Family History and Odds of ASD With ID

Compared with ASD without ID, ASD with ID was associated with a family history of fewer disorders. For most disorders that were associated with both ASD subtypes, effect sizes of the associations for ASD with ID were smaller, except for ASD with ID, ID, NAPD, cerebral palsy, and epilepsy.

Mental Disorders

Having a first-degree relative with ASD with ID was associated with a 14.2-fold increase in odds of the same outcome in index persons compared with those with unaffected first-degree relatives (Table 2; adjusted P values in eTable 3 in the Supplement). Having a first-degree relative with ASD without ID was associated with a 4.1-fold increase in odds of ASD with ID in index persons. In addition, having a first-degree relative with ADHD, ID, other childhood disorders, alcohol misuse, drug misuse, NAPD, bipolar disorder, depression, anxiety disorders, OCD, stress-related disorders, other neurotic disorders, or personality disorder was associated with ORs as low as 1.2 (for alcohol misuse) and as high as 7.6 (for ID). These associations decreased for more distant family relations, although many of these disorders in third-degree relatives were still associated with higher odds of ASD with ID in index persons. None of the diagnoses among fourth-degree relatives were associated with increased odds of ASD with ID in index persons.

Neurological Disorders

Having a first-degree relative affected by cerebral palsy or epilepsy was associated with doubled odds of ASD with ID in index persons. The association decreased with decreasing degree of relatedness between index persons and their relatives. Compared with those with unaffected third-degree relatives, having a third-degree relative with each of these disorders was associated with lower odds of ASD without ID in index persons that were not different from the null (OR: cerebral palsy, 0.7 and epilepsy, 0.9) (Table 2; adjusted P values in eTable 3 in the Supplement).

Sensitivity Analysis

In sensitivity analysis 1, there were no substantial differences between ORs of index persons whose parents were both born in Sweden and that of index persons with at least 1 parent not born in Sweden (eTable 4 in the Supplement). We observed more precise estimates for index persons whose parents were both born in Sweden, especially among second- to fourth-degree relatives. In sensitivity analysis 2, eTable 5 in the Supplement was nearly identical to Table 2, suggesting our estimates were not substantially affected by immortal time bias. In sensitivity analysis 3, adjusting for the relatives’ ASD status, magnitudes of most ORs decreased slightly but the overall trend was similar to that of Table 2 (eTable 6 in the Supplement). In sensitivity analysis 4, there were no substantial differences between OR estimates on earlier- vs later-born index persons (eTable 7 in the Supplement). Results on earlier-born index persons were more precise. In sensitivity analysis 5, there were no substantial differences between ORs estimated using data from older vs younger relatives of index persons (eTable 8 in the Supplement). Results on younger relatives were more precise.

Discussion

This study examined the association between family history of mental and neurological disorders and ASD with and without ID. Principal findings from this study are (1) family history of multiple mental and neurological disorders was associated with increased odds of both ASD with and without ID; (2) consistent with the hypothesis that these associations are primarily driven by shared-genetic liability, the more closely related the family member with the mental or neurological disorder was, the greater the risk of ASD; and (3) ASD without ID was associated with a broader spectrum of disorders, and the association was greater than with ASD with ID, consistent with the hypothesis that ASD without ID is more familial than ASD with ID.

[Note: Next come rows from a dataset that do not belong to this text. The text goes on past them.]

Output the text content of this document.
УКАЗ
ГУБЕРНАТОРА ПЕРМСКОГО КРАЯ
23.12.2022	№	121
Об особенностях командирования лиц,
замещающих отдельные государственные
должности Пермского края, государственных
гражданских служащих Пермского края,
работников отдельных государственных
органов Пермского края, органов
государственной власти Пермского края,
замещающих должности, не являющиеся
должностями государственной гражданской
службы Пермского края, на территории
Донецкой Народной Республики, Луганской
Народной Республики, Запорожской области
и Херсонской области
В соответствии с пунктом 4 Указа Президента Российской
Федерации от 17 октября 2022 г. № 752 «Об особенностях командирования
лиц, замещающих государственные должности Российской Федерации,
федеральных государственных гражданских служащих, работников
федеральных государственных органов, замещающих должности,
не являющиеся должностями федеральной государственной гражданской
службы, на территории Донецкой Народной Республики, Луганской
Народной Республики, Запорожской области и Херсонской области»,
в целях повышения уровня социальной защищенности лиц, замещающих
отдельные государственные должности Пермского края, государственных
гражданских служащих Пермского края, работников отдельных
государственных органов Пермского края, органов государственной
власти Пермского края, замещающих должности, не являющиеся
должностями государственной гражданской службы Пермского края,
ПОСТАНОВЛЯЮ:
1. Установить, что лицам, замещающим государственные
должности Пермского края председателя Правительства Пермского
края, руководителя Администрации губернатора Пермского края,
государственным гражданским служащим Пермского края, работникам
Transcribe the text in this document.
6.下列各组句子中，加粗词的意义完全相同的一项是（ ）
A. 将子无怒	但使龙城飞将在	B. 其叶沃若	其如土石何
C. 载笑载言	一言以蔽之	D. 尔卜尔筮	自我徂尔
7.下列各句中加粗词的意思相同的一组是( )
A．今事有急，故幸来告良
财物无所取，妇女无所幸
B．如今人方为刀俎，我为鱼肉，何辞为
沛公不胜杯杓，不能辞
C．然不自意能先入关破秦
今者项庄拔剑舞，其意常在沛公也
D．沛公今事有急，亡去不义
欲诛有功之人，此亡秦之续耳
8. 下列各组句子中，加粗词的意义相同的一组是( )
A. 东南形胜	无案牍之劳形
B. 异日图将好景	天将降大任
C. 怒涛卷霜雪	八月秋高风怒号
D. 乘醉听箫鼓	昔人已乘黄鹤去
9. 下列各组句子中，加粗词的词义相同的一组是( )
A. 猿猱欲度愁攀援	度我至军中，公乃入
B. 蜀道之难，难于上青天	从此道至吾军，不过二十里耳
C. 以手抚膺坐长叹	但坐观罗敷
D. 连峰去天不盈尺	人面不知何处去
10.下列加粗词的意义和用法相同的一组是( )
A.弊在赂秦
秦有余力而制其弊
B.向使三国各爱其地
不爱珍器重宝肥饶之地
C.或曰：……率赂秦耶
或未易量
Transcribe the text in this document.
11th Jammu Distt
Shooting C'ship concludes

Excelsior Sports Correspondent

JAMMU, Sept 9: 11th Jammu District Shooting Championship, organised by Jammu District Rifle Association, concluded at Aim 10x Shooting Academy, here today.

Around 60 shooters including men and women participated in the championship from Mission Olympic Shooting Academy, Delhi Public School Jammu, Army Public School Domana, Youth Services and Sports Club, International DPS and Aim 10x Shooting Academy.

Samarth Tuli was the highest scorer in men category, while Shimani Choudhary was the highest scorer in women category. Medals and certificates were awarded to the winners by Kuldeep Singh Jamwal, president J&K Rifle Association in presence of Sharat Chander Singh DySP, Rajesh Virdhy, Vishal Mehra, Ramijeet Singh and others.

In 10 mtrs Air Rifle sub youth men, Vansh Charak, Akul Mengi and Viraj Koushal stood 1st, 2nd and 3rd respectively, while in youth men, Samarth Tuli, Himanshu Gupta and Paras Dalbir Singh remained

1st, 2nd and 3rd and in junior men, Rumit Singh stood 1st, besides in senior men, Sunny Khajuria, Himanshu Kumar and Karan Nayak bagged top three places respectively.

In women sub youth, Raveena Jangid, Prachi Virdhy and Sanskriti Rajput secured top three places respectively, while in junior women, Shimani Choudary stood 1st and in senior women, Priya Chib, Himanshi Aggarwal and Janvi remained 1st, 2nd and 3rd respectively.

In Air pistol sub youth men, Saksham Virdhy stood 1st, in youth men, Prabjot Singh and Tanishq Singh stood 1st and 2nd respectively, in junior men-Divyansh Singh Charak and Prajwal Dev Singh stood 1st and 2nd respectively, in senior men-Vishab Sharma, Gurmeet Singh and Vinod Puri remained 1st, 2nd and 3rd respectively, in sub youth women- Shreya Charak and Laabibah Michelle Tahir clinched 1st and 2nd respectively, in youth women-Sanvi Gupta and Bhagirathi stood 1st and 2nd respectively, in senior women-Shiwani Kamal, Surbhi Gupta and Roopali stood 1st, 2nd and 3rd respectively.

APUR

To our knowledge, this is the largest study to date on this topic in terms of sample size and number of disorders examined, the first one that investigated ASD subtyped by intellectual ability, and one of few that quantified the association between family mental and/or neurological history and ASD beyond first-degree kinships. Since both ASD subtypes are linked to a number of overlapping mental and neurological disorders, findings from this study agree with previous findings on parents,11 siblings,10 and first-degree relatives overall20 for ASD, regardless of presence or absence of co-occurring ID. For example, Jokiranta-Olkoniemi et al10 reported increased risk ratio of ASD without ID in index persons with siblings affected by ASD, ADHD, ID, NAPD and other neurotic, and personality disorders; these disorders were also linked to increased odds of ASD with ID in the index persons in our study.

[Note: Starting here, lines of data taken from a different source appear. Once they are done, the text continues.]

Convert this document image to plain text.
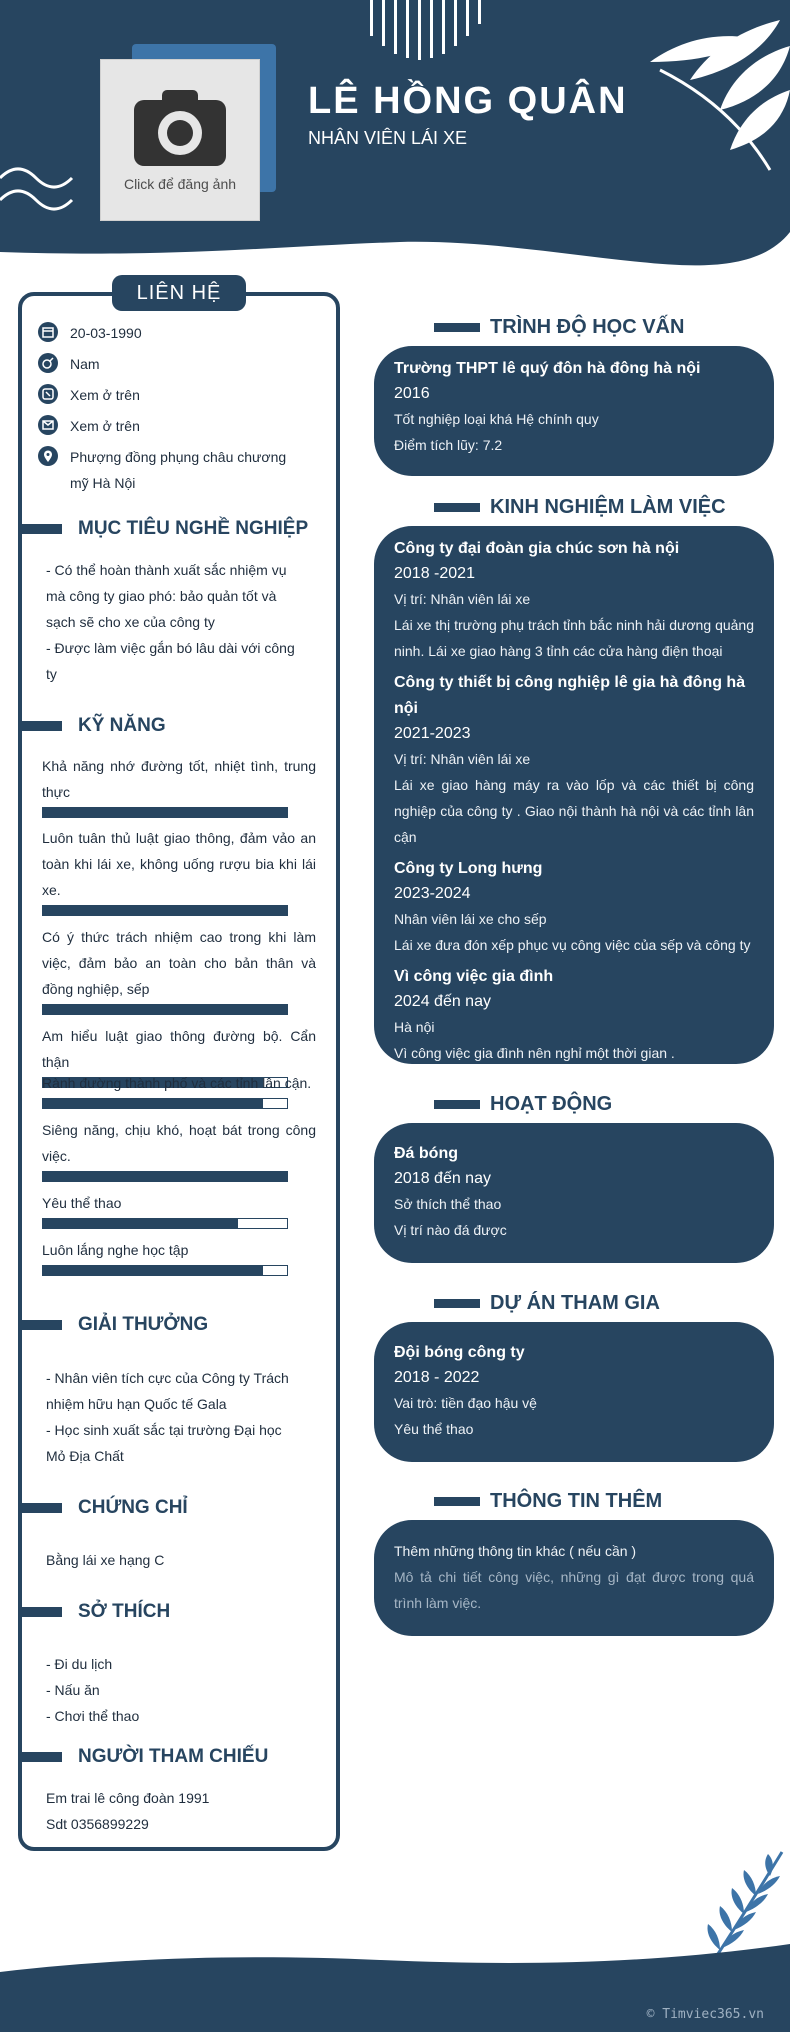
Click để đăng ảnh
LÊ HỒNG QUÂN
NHÂN VIÊN LÁI XE
LIÊN HỆ
20-03-1990
Nam
Xem ở trên
Xem ở trên
Phượng đồng phụng châu chương mỹ Hà Nội
MỤC TIÊU NGHỀ NGHIỆP
- Có thể hoàn thành xuất sắc nhiệm vụ mà công ty giao phó: bảo quản tốt và sạch sẽ cho xe của công ty
- Được làm việc gắn bó lâu dài với công ty
KỸ NĂNG
Khả năng nhớ đường tốt, nhiệt tình, trung thực
Luôn tuân thủ luật giao thông, đảm vảo an toàn khi lái xe, không uống rượu bia khi lái xe.
Có ý thức trách nhiệm cao trong khi làm việc, đảm bảo an toàn cho bản thân và đồng nghiệp, sếp
Am hiểu luật giao thông đường bộ. Cẩn thận
Rành đường thành phố và các tỉnh lân cận.
Siêng năng, chịu khó, hoạt bát trong công việc.
Yêu thể thao
Luôn lắng nghe học tập
GIẢI THƯỞNG
- Nhân viên tích cực của Công ty Trách nhiệm hữu hạn Quốc tế Gala
- Học sinh xuất sắc tại trường Đại học Mỏ Địa Chất
CHỨNG CHỈ
Bằng lái xe hạng C
SỞ THÍCH
- Đi du lịch
- Nấu ăn
- Chơi thể thao
NGƯỜI THAM CHIẾU
Em trai lê công đoàn 1991
Sdt 0356899229
TRÌNH ĐỘ HỌC VẤN
Trường THPT lê quý đôn hà đông hà nội
2016
Tốt nghiệp loại khá Hệ chính quy
Điểm tích lũy: 7.2
KINH NGHIỆM LÀM VIỆC
Công ty đại đoàn gia chúc sơn hà nội
2018 -2021
Vị trí: Nhân viên lái xe
Lái xe thị trường phụ trách tỉnh bắc ninh hải dương quảng ninh. Lái xe giao hàng 3 tỉnh các cửa hàng điện thoại
Công ty thiết bị công nghiệp lê gia hà đông hà nội
2021-2023
Vị trí: Nhân viên lái xe
Lái xe giao hàng máy ra vào lốp và các thiết bị công nghiệp của công ty . Giao nội thành hà nội và các tỉnh lân cận
Công ty Long hưng
2023-2024
Nhân viên lái xe cho sếp
Lái xe đưa đón xếp phục vụ công việc của sếp và công ty
Vì công việc gia đình
2024 đến nay
Hà nội
Vì công việc gia đình nên nghỉ một thời gian .
HOẠT ĐỘNG
Đá bóng
2018 đến nay
Sở thích thể thao
Vị trí nào đá được
DỰ ÁN THAM GIA
Đội bóng công ty
2018 - 2022
Vai trò: tiền đạo hậu vệ
Yêu thể thao
THÔNG TIN THÊM
Thêm những thông tin khác ( nếu cần )
Mô tả chi tiết công việc, những gì đạt được trong quá trình làm việc.
© Timviec365.vn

In addition to recent large-scale genetics studies quantifying the extent of shared heritability in common brain disorders,21,22,23,24 findings of this study contribute to a better understanding of family history in ASD. For example, Anttila et al21 reported that cognitive performance in early life was associated with the genetic risk for both psychiatric and neurological brain disorders based on genome-wide association studies results on more than 1 million individuals.23 Grove et al22 identified overlapping genetic architectures between ASD, schizophrenia, major depression, and education attainment and observed substantial differences between single-nucleotide polymorphism–based heritability of ASD subtypes, with ASD without ID being more heritable than ASD with ID. Large dynamic triplet expansions of CGG repeats of the fragile X mental retardation 1 gene on the X chromosome are heritable and cause fragile X syndrome, which occurs in 2% to 8% of ASD cases and in 1% to 2% of ID cases.25,26,27 An increasing spectrum of clinical presentations has been observed among carriers of triplet expansions in fragile X mental retardation 1of intermediate length. These include both mental (anxiety, depression, ADHD, and schizophrenia28) and neurological (migraine,29 late-onset tremor, and ataxia30) outcomes. This varied clinical presentation of an unstable mutation that can increase in severity by each generation may explain some of the familial associations observed between ASD and other mental as well as neurological diagnoses. Familiality includes genetic heritability, within-family environmental effect, and their interactions. The agreement between our findings and genetics findings may provide insight to future research on further dissecting the different components of familiality in ASD and identifying determinants of ASD susceptibility.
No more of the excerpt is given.